Edwidge Danticat

Edwidge Danticat is a Haitian American novelist and short story writer. Her first novel, Breath, Eyes, Memory, was published in 1994 and became an Oprah's Book Club selection. Danticat has since written or edited several books and has been the recipient of many awards and honors. Her work often explores themes of national identity, mother-daughter relationships, and diasporic politics.


In 2023, she was named the Wun Tsun Tam Mellon Professor of the Humanities in the African American and African Diaspora Studies department at Columbia University.

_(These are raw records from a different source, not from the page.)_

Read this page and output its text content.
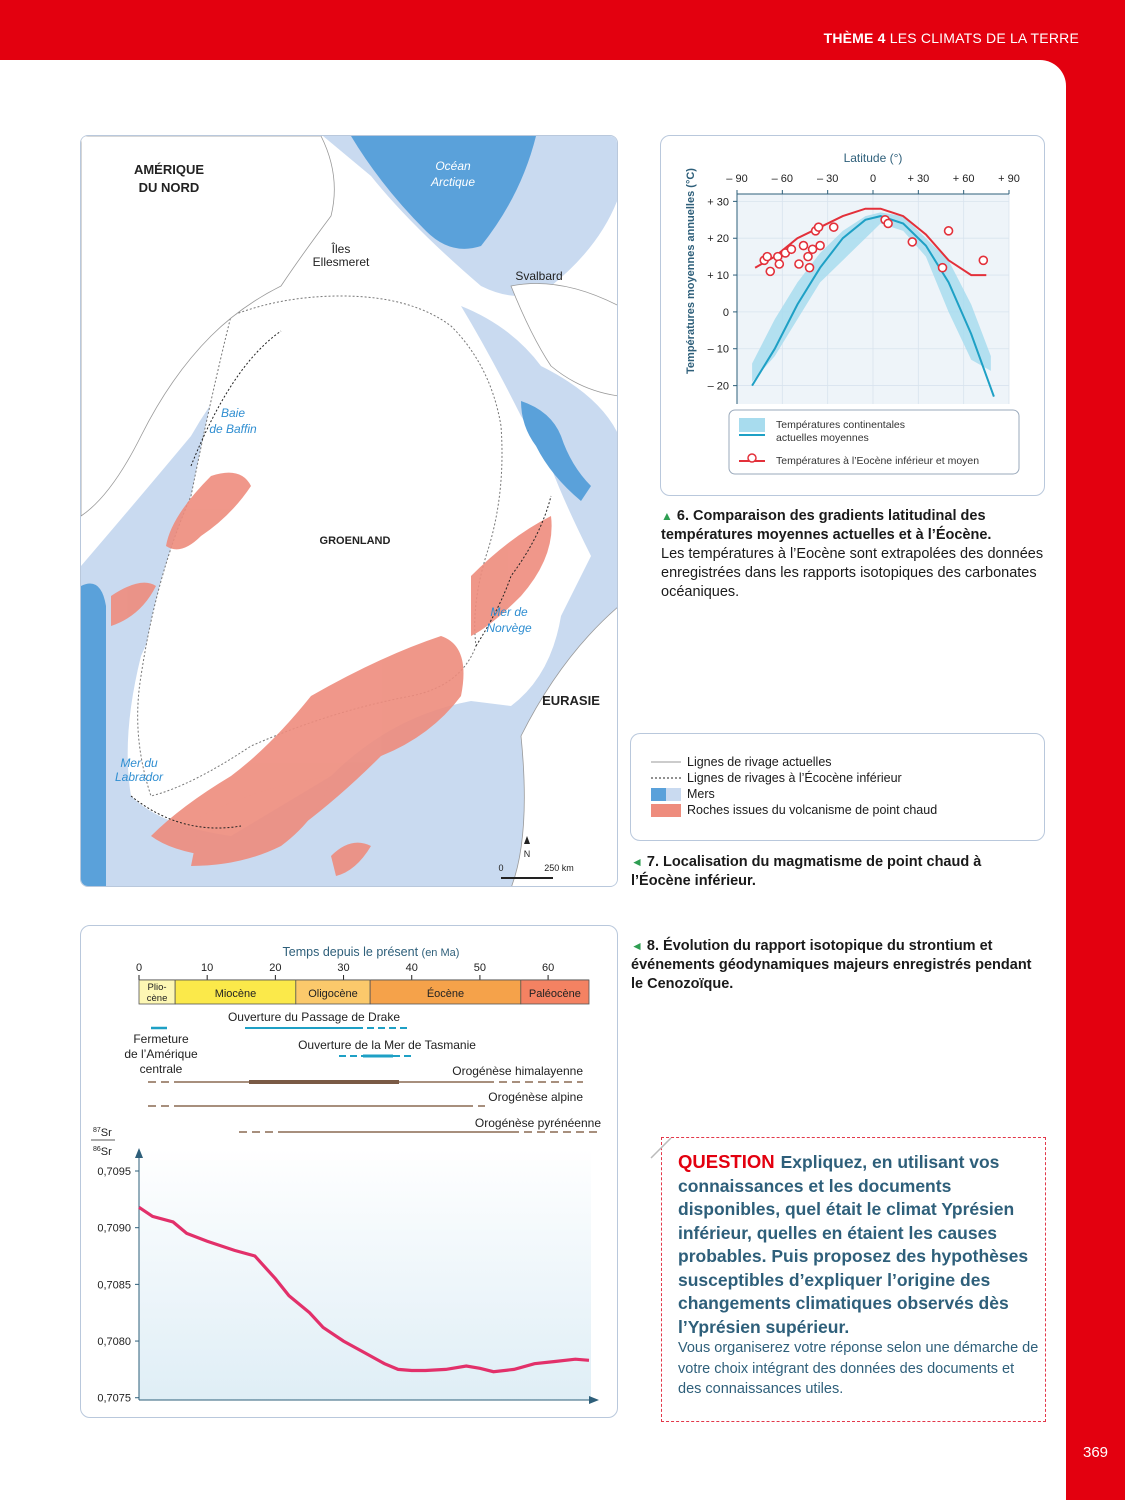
THÈME 4 LES CLIMATS DE LA TERRE
369
AMÉRIQUE
DU NORD
Océan
Arctique
Îles
Ellesmeret
Svalbard
Baie
de Baffin
GROENLAND
Mer de
Norvège
EURASIE
Mer du
Labrador
N
0	250 km
– 90 – 60 – 30	0	+ 30 + 60 + 90
+ 30
+ 20
+ 10
0
– 10
– 20
Latitude (°)
Températures moyennes annuelles (°C)
Températures continentales
actuelles moyennes
Températures à l’Eocène inférieur et moyen
▲ 6. Comparaison des gradients latitudinal des températures moyennes actuelles et à l’Éocène.
Les températures à l’Eocène sont extrapolées des données enregistrées dans les rapports isotopiques des carbonates océaniques.
Lignes de rivage actuelles
Lignes de rivages à l’Écocène inférieur
Mers
Roches issues du volcanisme de point chaud
◄ 7. Localisation du magmatisme de point chaud à l’Éocène inférieur.
◄ 8. Évolution du rapport isotopique du strontium et événements géodynamiques majeurs enregistrés pendant le Cenozoïque.
Temps depuis le présent (en Ma)
0	10	20	30	40	50	60
Plio-
cène	Miocène	Oligocène	Éocène	Paléocène
Fermeture
de l’Amérique
centrale
Ouverture du Passage de Drake
Ouverture de la Mer de Tasmanie
Orogénèse himalayenne
Orogénèse alpine
Orogénèse pyrénéenne
$^{87}$Sr
$^{86}$Sr
0,7095
0,7090
0,7085
0,7080
0,7075
QUESTION Expliquez, en utilisant vos connaissances et les documents disponibles, quel était le climat Yprésien inférieur, quelles en étaient les causes probables. Puis proposez des hypothèses susceptibles d’expliquer l’origine des changements climatiques observés dès l’Yprésien supérieur.
Vous organiserez votre réponse selon une démarche de votre choix intégrant des données des documents et des connaissances utiles.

Edwidge Danticat is the author of several notable works, including Krik? Krak!, a National Book Award finalist, and The Farming of Bones. She is also recognized for her editor roles in collections like The Butterfly's Way: Voices from the Haitian Dyaspora in the United States, and Best American Essays 2011.


Her memoir, Brother, I'm Dying, was a finalist for the National Book Award in 2007 and won the National Book Critics Circle Award for autobiography in 2008. Danticat is a 2009 MacArthur Fellow and has received numerous other accolades, including the 2018 Neustadt International Prize and the 2020 Vilcek Prize for Literature.


Her recent awards include the 2023 PEN/Malamud Award for Excellence in the Short Story. She teaches at Columbia University.